Dambisa Moyo’s mission is to pass on knowledge that she feels could be useful in moving humanity forward. She feels she then would have achieved more than what she could ever have wished for.
Between her determination, intelligence and straightforward nature, Dambisa and Winner Takes All: China’s Race for Resources and What It Means for the World has indeed successfully completed the first part of her mission. Now it is up to a different kind of person to see if they can take a spoon of Chinese economic inspiration and move humanity forward, benefiting all.
CHINA TO BECOME WORLD’S LARGEST ECONOMY BY 2025
* China is to surpass the US and become the world’s largest economy by 2025.
* The world’s population in 1950 was 2.5 billion people. In 2011 it was 7 billion people. It is expected to reach 10 billion people by 2050.
* 2,000 new cars join Beijing’s city streets everyday.
* Global demand for water in 40 years time could exhaust the world’s supply
* At current levels of supply and demand the world’s 847 billion tons of coal reserves is just enough to last us over one century.

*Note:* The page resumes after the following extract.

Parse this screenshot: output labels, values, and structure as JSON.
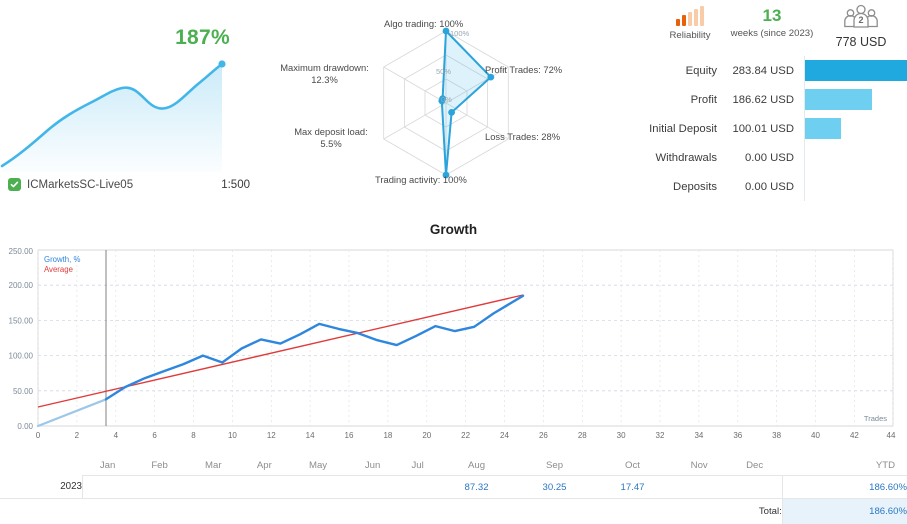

* Forecasts estimate the world’s middle class in 2030 will be 2bn. This is the same as the populations of Africa, North America and Europe combined.
* Each day one billion people go hungry. One billion people are clinically obese.
THE CHINA SYNDROME: RED DRAGON’S PROS AND CONS
1Governmental leadership: China’s ability to promote capable individuals and development-orientated ideology is a clear strength.
2Public investment: China is number one when it comes to good roads, airports, telecommunications, public health. These provide facilities and space for enterprises and individuals.
3Two-pronged financial system: The combination of a well-run direct credit system that channels money from banks to policy-determined public use and a competitive system means China can effectively concentrate so many resources in public investments.
1Lack of discipline: The central government’s difficulty in controlling local government behaviour is a serious weaknesses.
2Corruption: The difficulty in controlling the local government administration feeds directly into China’s problem of corruption at local level governance.
3Weak management of economics: Instead of using seasonally adjusted data such as trade, inflation and output, the country still relies on year-to-year measures that delay recognition of major short-term shifts.